5. En premier lieu, la cour administrative d'appel de Nancy, qui n'était pas tenue de répondre à l'ensemble des arguments en défense invoqués devant elle, a suffisamment motivé son arrêt quant au champ des investigations conduites et à leur justification au regard des fonctions exercées par M. B....

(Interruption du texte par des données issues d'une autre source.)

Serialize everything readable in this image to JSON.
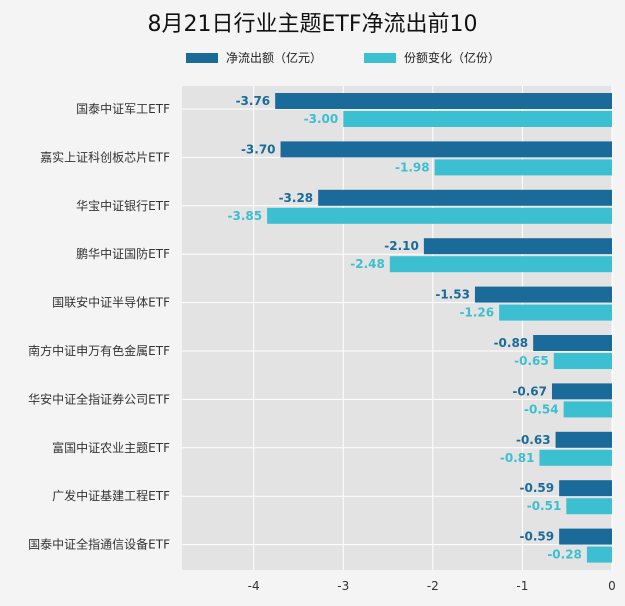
{
  "chart_data": {
    "type": "bar",
    "orientation": "horizontal",
    "title": "8月21日行业主题ETF净流出前10",
    "categories": [
      "国泰中证军工ETF",
      "嘉实上证科创板芯片ETF",
      "华宝中证银行ETF",
      "鹏华中证国防ETF",
      "国联安中证半导体ETF",
      "南方中证申万有色金属ETF",
      "华安中证全指证券公司ETF",
      "富国中证农业主题ETF",
      "广发中证基建工程ETF",
      "国泰中证全指通信设备ETF"
    ],
    "series": [
      {
        "name": "净流出额（亿元）",
        "color": "#1b6b9a",
        "values": [
          -3.76,
          -3.7,
          -3.28,
          -2.1,
          -1.53,
          -0.88,
          -0.67,
          -0.63,
          -0.59,
          -0.59
        ],
        "labels": [
          "-3.76",
          "-3.70",
          "-3.28",
          "-2.10",
          "-1.53",
          "-0.88",
          "-0.67",
          "-0.63",
          "-0.59",
          "-0.59"
        ]
      },
      {
        "name": "份额变化（亿份）",
        "color": "#3bbfd1",
        "values": [
          -3.0,
          -1.98,
          -3.85,
          -2.48,
          -1.26,
          -0.65,
          -0.54,
          -0.81,
          -0.51,
          -0.28
        ],
        "labels": [
          "-3.00",
          "-1.98",
          "-3.85",
          "-2.48",
          "-1.26",
          "-0.65",
          "-0.54",
          "-0.81",
          "-0.51",
          "-0.28"
        ]
      }
    ],
    "xlim": [
      -4.8,
      0
    ],
    "xticks": [
      -4,
      -3,
      -2,
      -1,
      0
    ],
    "xtick_labels": [
      "-4",
      "-3",
      "-2",
      "-1",
      "0"
    ],
    "grid": true,
    "legend_position": "top"
  }
}
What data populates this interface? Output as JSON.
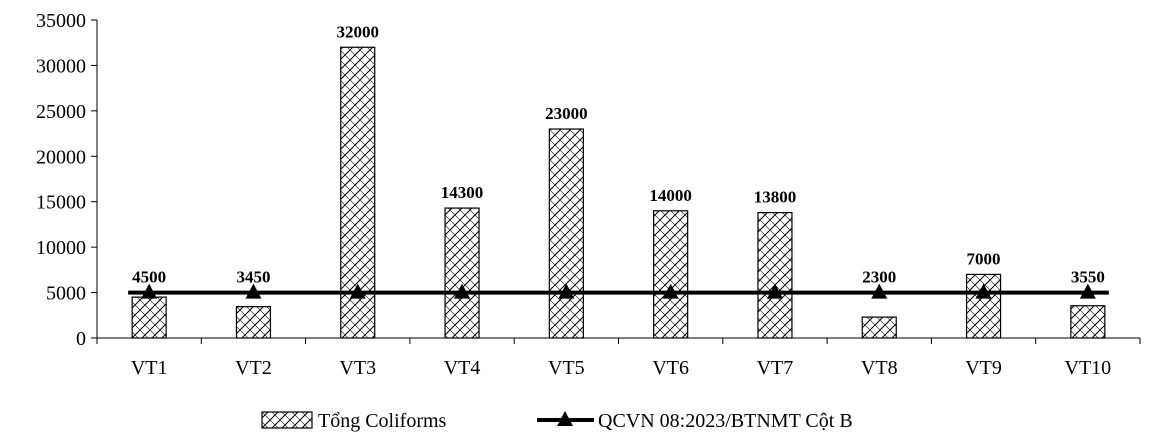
{
  "chart_data": {
    "type": "bar",
    "categories": [
      "VT1",
      "VT2",
      "VT3",
      "VT4",
      "VT5",
      "VT6",
      "VT7",
      "VT8",
      "VT9",
      "VT10"
    ],
    "series": [
      {
        "name": "Tổng Coliforms",
        "type": "bar",
        "values": [
          4500,
          3450,
          32000,
          14300,
          23000,
          14000,
          13800,
          2300,
          7000,
          3550
        ],
        "data_labels": [
          "4500",
          "3450",
          "32000",
          "14300",
          "23000",
          "14000",
          "13800",
          "2300",
          "7000",
          "3550"
        ]
      },
      {
        "name": "QCVN 08:2023/BTNMT Cột B",
        "type": "line",
        "marker": "triangle",
        "values": [
          5000,
          5000,
          5000,
          5000,
          5000,
          5000,
          5000,
          5000,
          5000,
          5000
        ]
      }
    ],
    "y_ticks": [
      "0",
      "5000",
      "10000",
      "15000",
      "20000",
      "25000",
      "30000",
      "35000"
    ],
    "ylim": [
      0,
      35000
    ],
    "grid": false,
    "legend_position": "bottom",
    "title": "",
    "xlabel": "",
    "ylabel": ""
  }
}
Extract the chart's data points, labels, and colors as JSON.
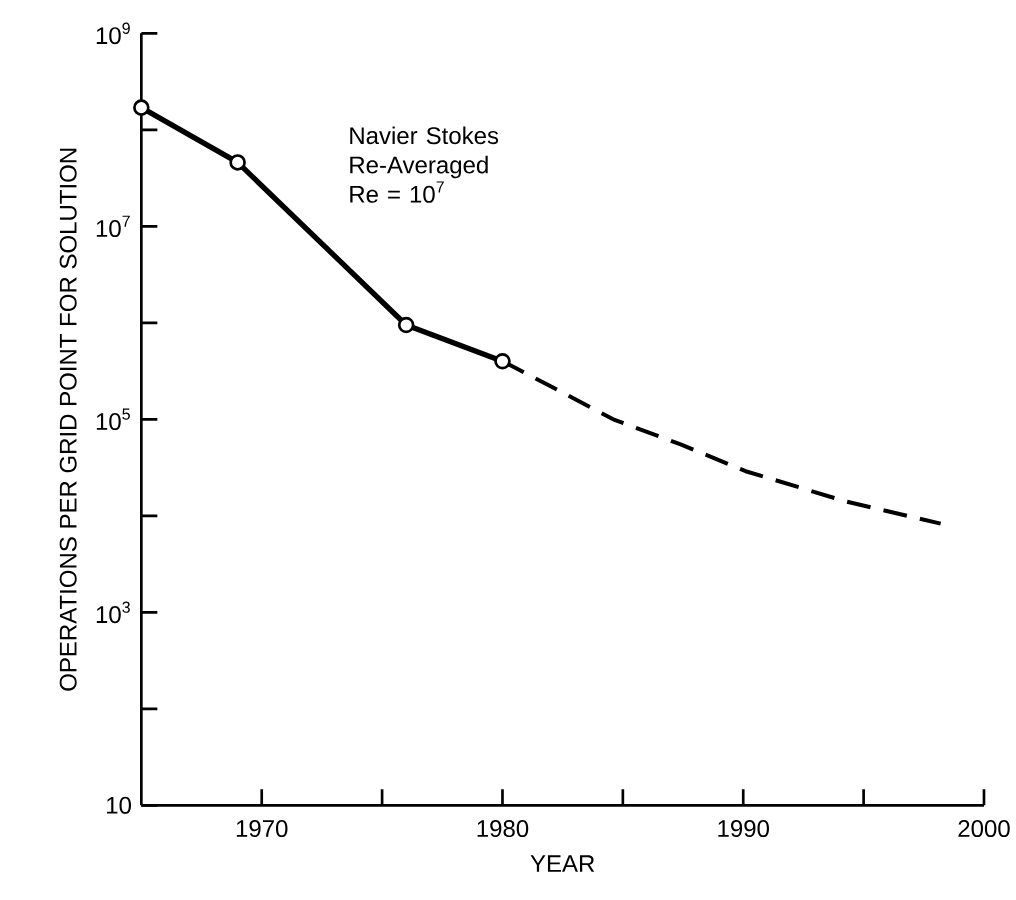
{
  "chart_data": {
    "type": "line",
    "xlabel": "YEAR",
    "ylabel": "OPERATIONS PER GRID POINT FOR SOLUTION",
    "annotations": [
      "Navier Stokes Re-Averaged Re = 10$^{7}$"
    ],
    "log": "y",
    "xlim": [
      1965,
      2000
    ],
    "ylim": [
      10,
      1000000000
    ],
    "xticks": [
      1970,
      {
        "value": 1975,
        "label": null
      },
      1980,
      {
        "value": 1985,
        "label": null
      },
      1990,
      {
        "value": 1995,
        "label": null
      },
      2000
    ],
    "yticks": [
      10,
      {
        "value": 100,
        "label": null
      },
      {
        "value": 1000,
        "label": "10$^{3}$"
      },
      {
        "value": 10000,
        "label": null
      },
      {
        "value": 100000,
        "label": "10$^{5}$"
      },
      {
        "value": 1000000,
        "label": null
      },
      {
        "value": 10000000,
        "label": "10$^{7}$"
      },
      {
        "value": 100000000,
        "label": null
      },
      {
        "value": 1000000000,
        "label": "10$^{9}$"
      }
    ],
    "series": [
      {
        "color": "#000000",
        "marker": "circle",
        "line_style": "solid",
        "x": [
          1965,
          1969,
          1976,
          1980
        ],
        "values": [
          170000000,
          46000000,
          950000,
          400000
        ]
      },
      {
        "color": "#000000",
        "marker": "none",
        "line_style": "dashed",
        "x": [
          1980,
          1982,
          1984.6,
          1987.4,
          1990.1,
          1994.3,
          1998.2
        ],
        "values": [
          400000,
          220000,
          100000,
          55000,
          29000,
          14000,
          8300
        ]
      }
    ]
  }
}
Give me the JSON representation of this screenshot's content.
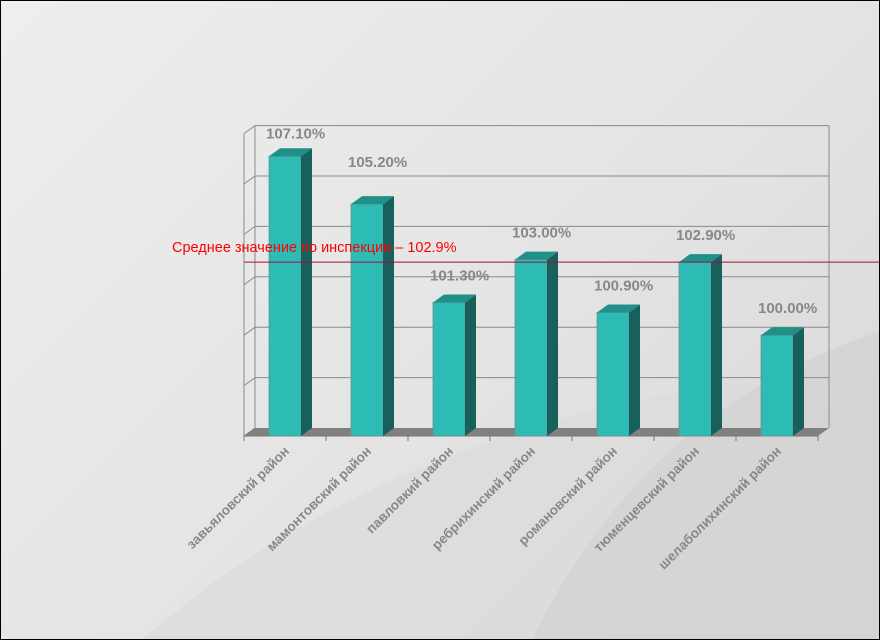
{
  "chart_data": {
    "type": "bar",
    "title": "",
    "xlabel": "",
    "ylabel": "",
    "categories": [
      "завьяловский район",
      "мамонтовский район",
      "павловкий район",
      "ребрихинский район",
      "романовский район",
      "тюменцевский район",
      "шелаболихинский район"
    ],
    "values": [
      107.1,
      105.2,
      101.3,
      103.0,
      100.9,
      102.9,
      100.0
    ],
    "data_labels": [
      "107.10%",
      "105.20%",
      "101.30%",
      "103.00%",
      "100.90%",
      "102.90%",
      "100.00%"
    ],
    "ylim": [
      96,
      108
    ],
    "ystep": 2,
    "grid": true,
    "y_tick_labels_shown": false,
    "reference_line": {
      "value": 102.9,
      "label": "Среднее значение по инспекции – 102.9%",
      "color": "#ff0000",
      "line_color": "#a0103a"
    },
    "colors": {
      "bar_front": "#2dbcb5",
      "bar_side": "#18605c",
      "bar_top": "#219089",
      "floor": "#808080",
      "grid": "#8a8a8a",
      "label": "#888888"
    }
  }
}
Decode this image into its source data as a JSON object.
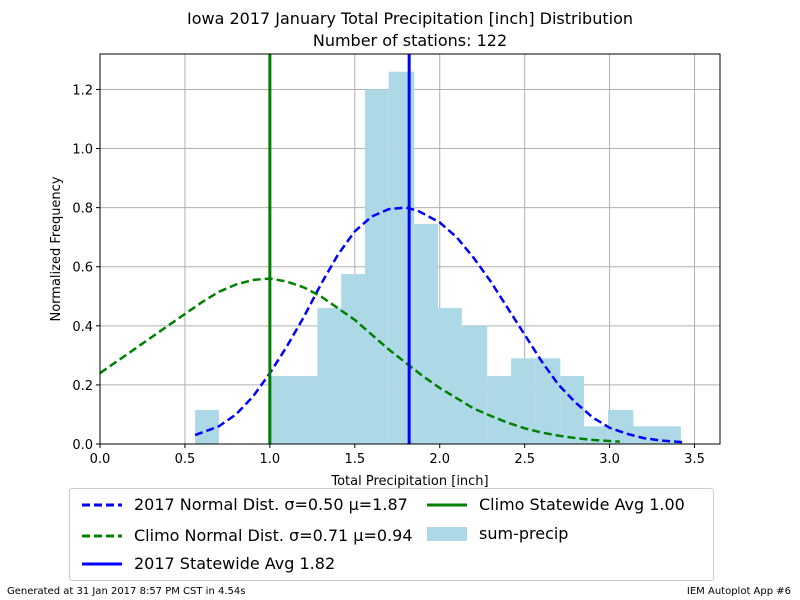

6. En second lieu, il ressort des pièces du dossier soumis aux juges du fond que l'employeur de M. B... a procédé, sans l'en informer, à la consultation des comptes bancaires personnels de ce salarié, auquel il n'a pu avoir accès qu'à raison de sa qualité de fédération d'établissements bancaires, alors que cette consultation n'était pas nécessaire pour établir la matérialité des allégations qui avaient été portées à sa connaissance par un tiers. En l'espèce, le trouble causé par le salarié rendant impossible son maintien dans l'entreprise, invoqué par l'employeur dans sa demande d'autorisation de licenciement, ne résultant que des éléments ainsi obtenus, la cour administrative d'appel n'a pas inexactement qualifié les faits de l'espèce en jugeant que la Fédération Crédit mutuel centre est Europe avait porté une atteinte excessive au respect de la vie privée de M. B..., dans des conditions insusceptibles d'être justifiées par les intérêts qu'elle poursuivait. La cour a pu en déduire, sans commettre d'erreur de droit ni méconnaître l'article 8 de la convention européenne de sauvegarde des droits de l'homme et des libertés fondamentales, que le ministre du travail n'avait pu légalement, pour annuler la décision de l'inspectrice du travail, se fonder sur le motif tiré de ce que le détournement de fonds commis par le salarié constituait un trouble manifeste dans le fonctionnement de l'entreprise.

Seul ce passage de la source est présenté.